= Heen Banda Dissanayaka =

Sri Lankan civil servant (1937–2023)

 Heen Banda Dissanayake, SLAS (28 August 1937 – 5 March 2023) was a Sri Lankan civil servant. He was the Governor of the Central Bank of Ceylon.

Born to a peasant family in the village of Musnewa, Anuradhapura District. His father was Dissanayake Mudiyanselage Kirihamige Tikiri Banda, a paddy farmer and his mother was Wijekoone Mudiyanselage Ranmenika. He was the second child of three children, born on 28 August 1937. He received his primary education in the village school, Negampaha Maha Vidyalaya. In 1947, he was sent to Kekirawa Central College, where he completed his Senior School Certificate and thereafter attended Ananda Sastralaya, Kotte. He graduated from the University of Ceylon, Peradeniya with the BA honours degree in Sinhala.

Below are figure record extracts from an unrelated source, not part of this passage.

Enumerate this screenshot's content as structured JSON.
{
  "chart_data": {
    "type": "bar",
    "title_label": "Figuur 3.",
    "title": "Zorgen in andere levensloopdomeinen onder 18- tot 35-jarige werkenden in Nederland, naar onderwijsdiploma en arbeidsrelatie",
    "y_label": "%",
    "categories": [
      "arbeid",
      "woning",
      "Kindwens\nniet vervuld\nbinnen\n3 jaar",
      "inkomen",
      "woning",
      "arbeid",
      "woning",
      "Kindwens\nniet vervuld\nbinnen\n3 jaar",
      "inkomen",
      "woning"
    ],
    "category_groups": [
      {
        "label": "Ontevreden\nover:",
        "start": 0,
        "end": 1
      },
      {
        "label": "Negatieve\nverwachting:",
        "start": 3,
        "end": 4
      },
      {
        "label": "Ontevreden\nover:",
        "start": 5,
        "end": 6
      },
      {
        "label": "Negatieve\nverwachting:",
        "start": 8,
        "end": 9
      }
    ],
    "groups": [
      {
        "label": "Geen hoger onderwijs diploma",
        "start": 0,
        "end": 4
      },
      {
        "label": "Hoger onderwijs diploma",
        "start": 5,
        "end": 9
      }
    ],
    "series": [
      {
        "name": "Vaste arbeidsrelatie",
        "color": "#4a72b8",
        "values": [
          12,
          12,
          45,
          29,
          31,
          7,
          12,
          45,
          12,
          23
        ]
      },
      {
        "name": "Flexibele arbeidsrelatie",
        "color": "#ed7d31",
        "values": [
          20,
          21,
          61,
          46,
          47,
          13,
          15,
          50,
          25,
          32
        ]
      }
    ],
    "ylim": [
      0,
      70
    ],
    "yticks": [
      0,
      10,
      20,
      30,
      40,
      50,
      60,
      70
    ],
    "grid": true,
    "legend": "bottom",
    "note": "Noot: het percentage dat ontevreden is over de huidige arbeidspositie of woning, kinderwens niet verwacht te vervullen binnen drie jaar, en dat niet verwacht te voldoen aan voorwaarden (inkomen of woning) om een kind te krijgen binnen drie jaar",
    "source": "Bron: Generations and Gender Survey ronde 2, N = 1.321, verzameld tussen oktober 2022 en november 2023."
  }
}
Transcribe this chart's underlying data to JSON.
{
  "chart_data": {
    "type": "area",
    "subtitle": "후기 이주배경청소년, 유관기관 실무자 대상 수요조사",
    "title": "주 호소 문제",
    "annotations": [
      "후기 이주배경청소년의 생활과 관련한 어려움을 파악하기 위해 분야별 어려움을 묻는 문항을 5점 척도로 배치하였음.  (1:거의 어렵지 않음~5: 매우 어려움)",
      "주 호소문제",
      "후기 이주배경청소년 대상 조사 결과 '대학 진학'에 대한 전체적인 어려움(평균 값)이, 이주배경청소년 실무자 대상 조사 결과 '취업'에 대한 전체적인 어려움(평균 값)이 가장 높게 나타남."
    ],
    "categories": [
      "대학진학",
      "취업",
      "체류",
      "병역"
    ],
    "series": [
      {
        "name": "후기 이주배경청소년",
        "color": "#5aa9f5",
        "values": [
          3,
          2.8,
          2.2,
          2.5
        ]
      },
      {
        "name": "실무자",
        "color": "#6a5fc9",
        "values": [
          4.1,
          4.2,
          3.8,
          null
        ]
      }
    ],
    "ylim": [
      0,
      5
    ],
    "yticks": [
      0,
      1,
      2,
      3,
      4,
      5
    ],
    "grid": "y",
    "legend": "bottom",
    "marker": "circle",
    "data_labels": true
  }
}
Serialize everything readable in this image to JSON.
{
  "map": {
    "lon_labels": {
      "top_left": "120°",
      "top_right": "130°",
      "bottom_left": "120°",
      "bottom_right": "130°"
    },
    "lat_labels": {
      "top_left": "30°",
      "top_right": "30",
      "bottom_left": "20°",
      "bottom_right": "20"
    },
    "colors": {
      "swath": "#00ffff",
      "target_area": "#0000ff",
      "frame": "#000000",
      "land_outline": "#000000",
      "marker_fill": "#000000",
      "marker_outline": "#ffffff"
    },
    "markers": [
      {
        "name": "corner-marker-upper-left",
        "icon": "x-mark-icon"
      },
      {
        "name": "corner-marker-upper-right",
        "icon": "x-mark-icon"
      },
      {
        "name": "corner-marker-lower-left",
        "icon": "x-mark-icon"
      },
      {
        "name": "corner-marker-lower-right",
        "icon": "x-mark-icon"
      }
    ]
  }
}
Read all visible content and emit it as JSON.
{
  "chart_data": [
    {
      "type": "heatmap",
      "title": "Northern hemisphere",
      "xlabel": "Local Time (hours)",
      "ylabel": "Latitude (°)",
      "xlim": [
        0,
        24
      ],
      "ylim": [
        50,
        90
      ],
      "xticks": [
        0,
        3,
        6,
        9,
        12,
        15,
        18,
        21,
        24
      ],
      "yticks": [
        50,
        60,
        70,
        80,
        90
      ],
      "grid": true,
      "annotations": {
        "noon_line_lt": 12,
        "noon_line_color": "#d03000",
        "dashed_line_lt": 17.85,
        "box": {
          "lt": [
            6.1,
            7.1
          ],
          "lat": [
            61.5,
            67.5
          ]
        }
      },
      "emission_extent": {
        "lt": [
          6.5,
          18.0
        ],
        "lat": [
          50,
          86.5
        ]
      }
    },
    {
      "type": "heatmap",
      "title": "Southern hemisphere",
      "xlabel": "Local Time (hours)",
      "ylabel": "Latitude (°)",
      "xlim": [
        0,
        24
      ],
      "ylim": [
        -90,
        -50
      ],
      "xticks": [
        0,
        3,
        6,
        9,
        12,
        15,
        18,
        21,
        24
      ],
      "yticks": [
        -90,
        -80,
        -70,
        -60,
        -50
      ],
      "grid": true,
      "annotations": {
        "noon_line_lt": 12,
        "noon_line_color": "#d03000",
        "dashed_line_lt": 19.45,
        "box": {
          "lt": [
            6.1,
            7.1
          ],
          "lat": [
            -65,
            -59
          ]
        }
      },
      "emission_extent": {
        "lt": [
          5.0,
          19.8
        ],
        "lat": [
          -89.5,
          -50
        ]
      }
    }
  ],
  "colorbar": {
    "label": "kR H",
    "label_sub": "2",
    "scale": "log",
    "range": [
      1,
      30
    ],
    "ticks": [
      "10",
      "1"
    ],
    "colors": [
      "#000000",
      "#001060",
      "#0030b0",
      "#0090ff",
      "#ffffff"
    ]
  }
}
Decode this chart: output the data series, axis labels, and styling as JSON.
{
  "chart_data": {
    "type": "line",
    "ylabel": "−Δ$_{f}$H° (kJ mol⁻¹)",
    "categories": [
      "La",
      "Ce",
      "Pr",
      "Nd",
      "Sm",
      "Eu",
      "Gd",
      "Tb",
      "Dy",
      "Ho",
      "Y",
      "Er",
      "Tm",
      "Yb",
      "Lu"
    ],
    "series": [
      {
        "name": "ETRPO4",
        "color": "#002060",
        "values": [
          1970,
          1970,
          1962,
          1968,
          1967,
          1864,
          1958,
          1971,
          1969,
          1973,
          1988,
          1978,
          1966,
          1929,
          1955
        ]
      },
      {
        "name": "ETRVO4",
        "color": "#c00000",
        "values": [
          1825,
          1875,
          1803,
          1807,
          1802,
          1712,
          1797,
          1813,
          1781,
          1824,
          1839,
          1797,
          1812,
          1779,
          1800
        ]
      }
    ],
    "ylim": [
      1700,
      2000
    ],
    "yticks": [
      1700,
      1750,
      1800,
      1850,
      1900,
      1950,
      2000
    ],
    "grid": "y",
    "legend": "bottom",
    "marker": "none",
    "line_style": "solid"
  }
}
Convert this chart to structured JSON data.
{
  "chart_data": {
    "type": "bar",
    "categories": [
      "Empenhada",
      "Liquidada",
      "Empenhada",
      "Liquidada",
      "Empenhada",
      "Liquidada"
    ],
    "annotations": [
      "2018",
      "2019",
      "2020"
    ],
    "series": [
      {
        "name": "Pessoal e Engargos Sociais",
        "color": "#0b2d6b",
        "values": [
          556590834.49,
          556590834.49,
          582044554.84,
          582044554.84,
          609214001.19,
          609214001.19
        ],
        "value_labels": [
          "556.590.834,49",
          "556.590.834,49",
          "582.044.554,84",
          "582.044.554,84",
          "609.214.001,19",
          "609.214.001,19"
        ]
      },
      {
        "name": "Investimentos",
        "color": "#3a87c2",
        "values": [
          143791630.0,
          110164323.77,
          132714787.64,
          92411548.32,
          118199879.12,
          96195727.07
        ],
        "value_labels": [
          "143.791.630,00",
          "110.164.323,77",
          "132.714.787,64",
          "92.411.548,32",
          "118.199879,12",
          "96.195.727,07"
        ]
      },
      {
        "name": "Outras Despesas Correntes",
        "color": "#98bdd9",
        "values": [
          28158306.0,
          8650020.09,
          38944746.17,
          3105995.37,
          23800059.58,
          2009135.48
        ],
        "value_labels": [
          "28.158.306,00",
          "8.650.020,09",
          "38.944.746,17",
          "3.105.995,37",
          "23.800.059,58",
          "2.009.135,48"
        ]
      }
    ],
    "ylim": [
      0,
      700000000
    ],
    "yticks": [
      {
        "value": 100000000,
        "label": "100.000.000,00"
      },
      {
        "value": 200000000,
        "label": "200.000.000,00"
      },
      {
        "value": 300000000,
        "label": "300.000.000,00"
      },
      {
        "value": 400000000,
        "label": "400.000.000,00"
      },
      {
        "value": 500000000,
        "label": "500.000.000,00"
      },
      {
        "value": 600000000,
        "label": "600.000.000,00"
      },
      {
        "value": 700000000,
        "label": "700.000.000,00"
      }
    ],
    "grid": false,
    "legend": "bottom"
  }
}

He joined the Ceylon Administration Service after passing the entrance exam and was posted as Assistant Government Agent, Matara and was appointed Assistant Secretary to the Public Service Commission in 1964. He then was Additional Government Agent of Kurunegala District; Government Agent of Kurunegala and then was General Manager of the Industrial Development Board from 1972 to 1974. He then was Deputy Director General Customs from 1974 to 1976, Director General Customs from 1976 to 1987, Alternate Executive Director of the Asian Development Bank (ADB) in Manila from 1987 to 1989. In 1989 he was appointed Deputy Secretary to the Treasury and in July 1992 he was appointed Governor of the Central Bank and served till November 1995. Thereafter he was Alternate Executive Director of the International Monetary Fund (IMF) in Washington from 1996 to 1998. Following his retirement he was chief executive officer of IWS Logistic.